Many of you are hankering to get a look inside some renovated upstate New York houses, or to see what a modest cabin could be with the help of a professional’s skill. So we bring you Upstate, Redone, in which we profile the work of an architect, carpenter, interior designer, builder, contractor, or homeowner with a keen design sense and a handy bag of tools. If you’d like to share your work with us, just drop us a line.

For our debut column, we’re looking at the work of New Paltz, NY-based Bolder Architecture, a firm that specializes in green building and has handled projects from designs for renovating a 150,000-square-foot Gothic former seminary on the Hudson River to net-zero energy homes.

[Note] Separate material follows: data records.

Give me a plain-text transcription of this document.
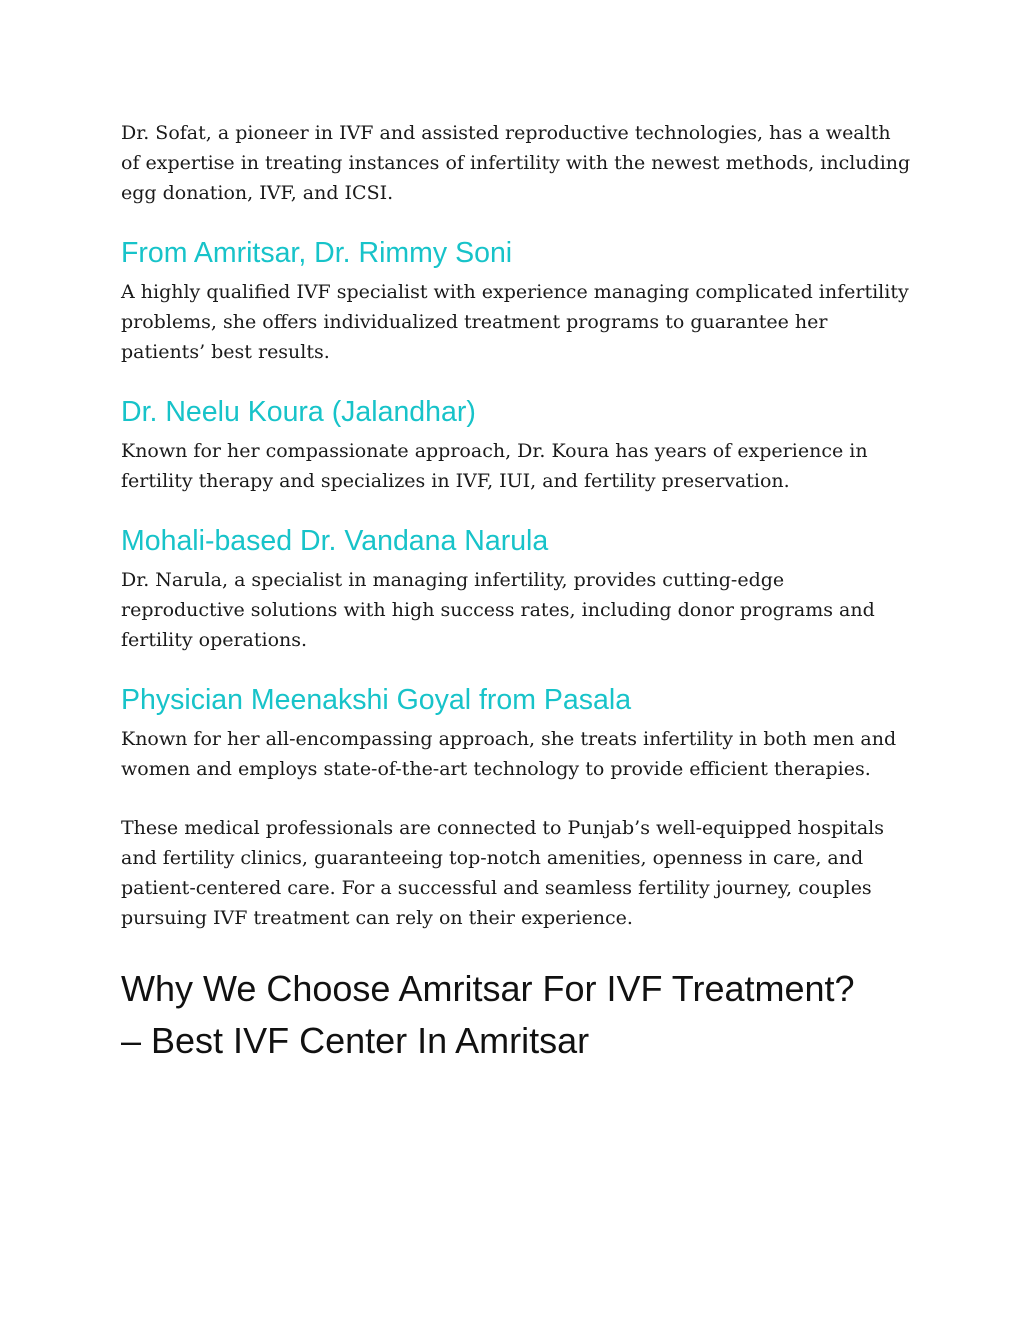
Dr. Sofat, a pioneer in IVF and assisted reproductive technologies, has a wealth of expertise in treating instances of infertility with the newest methods, including egg donation, IVF, and ICSI.

From Amritsar, Dr. Rimmy Soni

A highly qualified IVF specialist with experience managing complicated infertility problems, she offers individualized treatment programs to guarantee her patients’ best results.

Dr. Neelu Koura (Jalandhar)

Known for her compassionate approach, Dr. Koura has years of experience in fertility therapy and specializes in IVF, IUI, and fertility preservation.

Mohali-based Dr. Vandana Narula

Dr. Narula, a specialist in managing infertility, provides cutting-edge reproductive solutions with high success rates, including donor programs and fertility operations.

Physician Meenakshi Goyal from Pasala

Known for her all-encompassing approach, she treats infertility in both men and women and employs state-of-the-art technology to provide efficient therapies.

These medical professionals are connected to Punjab’s well-equipped hospitals and fertility clinics, guaranteeing top-notch amenities, openness in care, and patient-centered care. For a successful and seamless fertility journey, couples pursuing IVF treatment can rely on their experience.

Why We Choose Amritsar For IVF Treatment?
– Best IVF Center In Amritsar
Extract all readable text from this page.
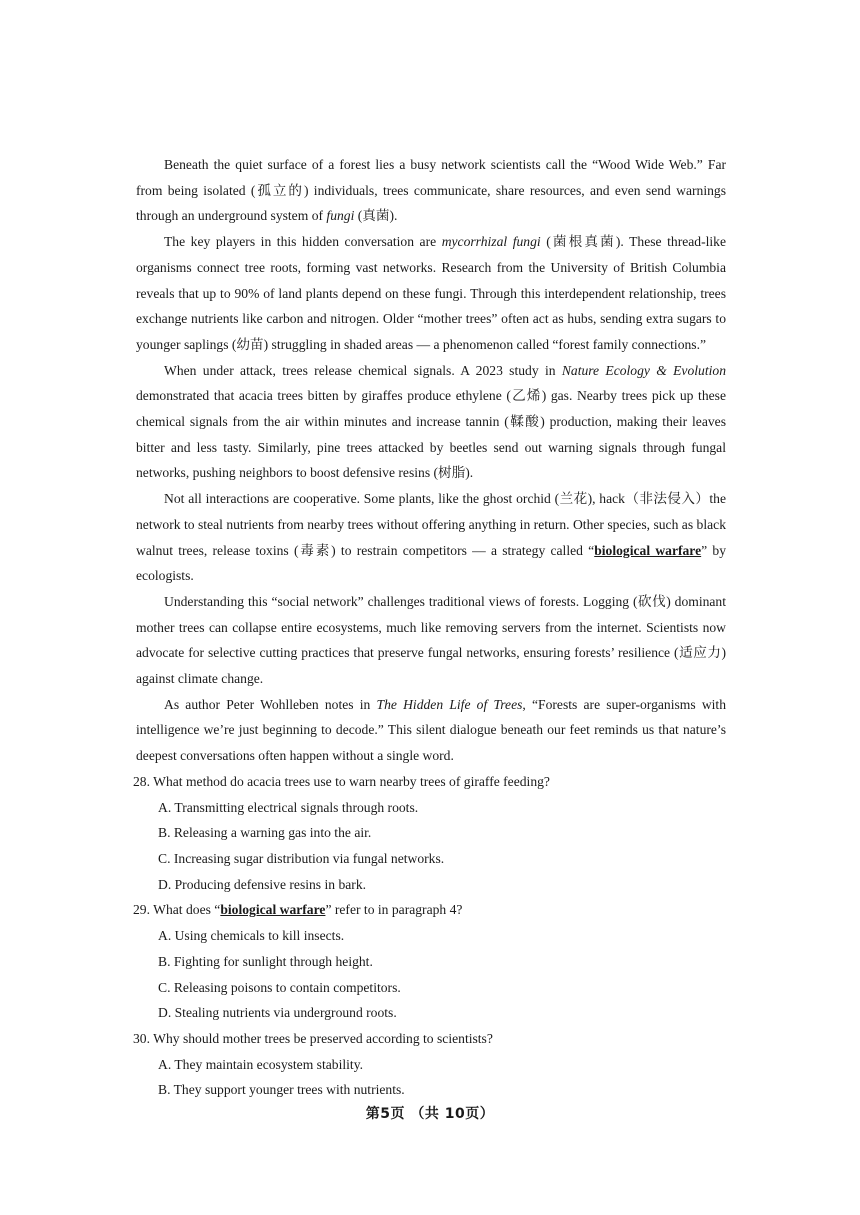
Beneath the quiet surface of a forest lies a busy network scientists call the “Wood Wide Web.” Far from being isolated (孤立的) individuals, trees communicate, share resources, and even send warnings through an underground system of fungi (真菌).

The key players in this hidden conversation are mycorrhizal fungi (菌根真菌). These thread-like organisms connect tree roots, forming vast networks. Research from the University of British Columbia reveals that up to 90% of land plants depend on these fungi. Through this interdependent relationship, trees exchange nutrients like carbon and nitrogen. Older “mother trees” often act as hubs, sending extra sugars to younger saplings (幼苗) struggling in shaded areas — a phenomenon called “forest family connections.”

When under attack, trees release chemical signals. A 2023 study in Nature Ecology & Evolution demonstrated that acacia trees bitten by giraffes produce ethylene (乙烯) gas. Nearby trees pick up these chemical signals from the air within minutes and increase tannin (鞣酸) production, making their leaves bitter and less tasty. Similarly, pine trees attacked by beetles send out warning signals through fungal networks, pushing neighbors to boost defensive resins (树脂).

Not all interactions are cooperative. Some plants, like the ghost orchid (兰花), hack（非法侵入）the network to steal nutrients from nearby trees without offering anything in return. Other species, such as black walnut trees, release toxins (毒素) to restrain competitors — a strategy called “biological warfare” by ecologists.

Understanding this “social network” challenges traditional views of forests. Logging (砍伐) dominant mother trees can collapse entire ecosystems, much like removing servers from the internet. Scientists now advocate for selective cutting practices that preserve fungal networks, ensuring forests’ resilience (适应力) against climate change.

As author Peter Wohlleben notes in The Hidden Life of Trees, “Forests are super-organisms with intelligence we’re just beginning to decode.” This silent dialogue beneath our feet reminds us that nature’s deepest conversations often happen without a single word.

28. What method do acacia trees use to warn nearby trees of giraffe feeding?

A. Transmitting electrical signals through roots.

B. Releasing a warning gas into the air.

C. Increasing sugar distribution via fungal networks.

D. Producing defensive resins in bark.

29. What does “biological warfare” refer to in paragraph 4?

A. Using chemicals to kill insects.

B. Fighting for sunlight through height.

C. Releasing poisons to contain competitors.

D. Stealing nutrients via underground roots.

30. Why should mother trees be preserved according to scientists?

A. They maintain ecosystem stability.

B. They support younger trees with nutrients.

第5页 （共 10页）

This is one of the latter: a very humble-looking cottage that the owners — eco-friendly builders called Ritacco’s Retrofits — saw tremendous potential in. It’s in Gardiner, looking out over the Hudson Valley Rail Trail. Obviously, the outside had an extreme makeover, that 60s vinyl siding reborn as cedar. The house was a 1960, 860-square-foot, two-bedroom ranch, ripe for gut renovation.

Here’s how the architect, Dave Toder, describes the “before” state of the place: “The interior was pretty bland and cramped, and cat pee had soaked through the carpet into the sub-flooring.  The basement had faux wood paneling in some rooms but was mostly unfinished, cold and slightly damp.  The sunporch and back deck were severely underbuilt, structurally and aesthetically. The septic system had failed.”

The owners wanted their gut renovation to result in something that produced as much energy as it used (hence the term net-zero) and used all eco-friendly materials that didn’t off-gas. The new house has bamboo floors, formaldehyde-free Forest Stewardship Council-approved maple cabinets and Energy Star appliances. The “green” insulation includes cellulose in walls and ceilings, soy-based spray-foam on the exterior, and recycled polyiso rigid foam boards on the roof.  “The grid-tied PV system is capable of producing 5.16 kW of energy,” says the owner, “which is just about enough to power the entire house.”

 It has 12-inch and 14-inch thick walls in some parts of the basement, which not only makes it super-insulated, it guarantees a clean and dry place. They padded the place with additional insulation everywhere, then added an HVAC system to provide fresh air. They added a south-facing roof on which they put solar panels.

The house is now a 2200 s.f., 3 bedroom, 2 full bath, modern ranch with 10′ 8” cathedral ceilings in the living room, kitchen, and dining room. Says, the owner, “The house does not use any fossil fuels whatsoever, and is all electric, utilizing state-of-the art, air-source heat pumps for both heating, air conditioning, and domestic hot water.” They finished off the basement, too.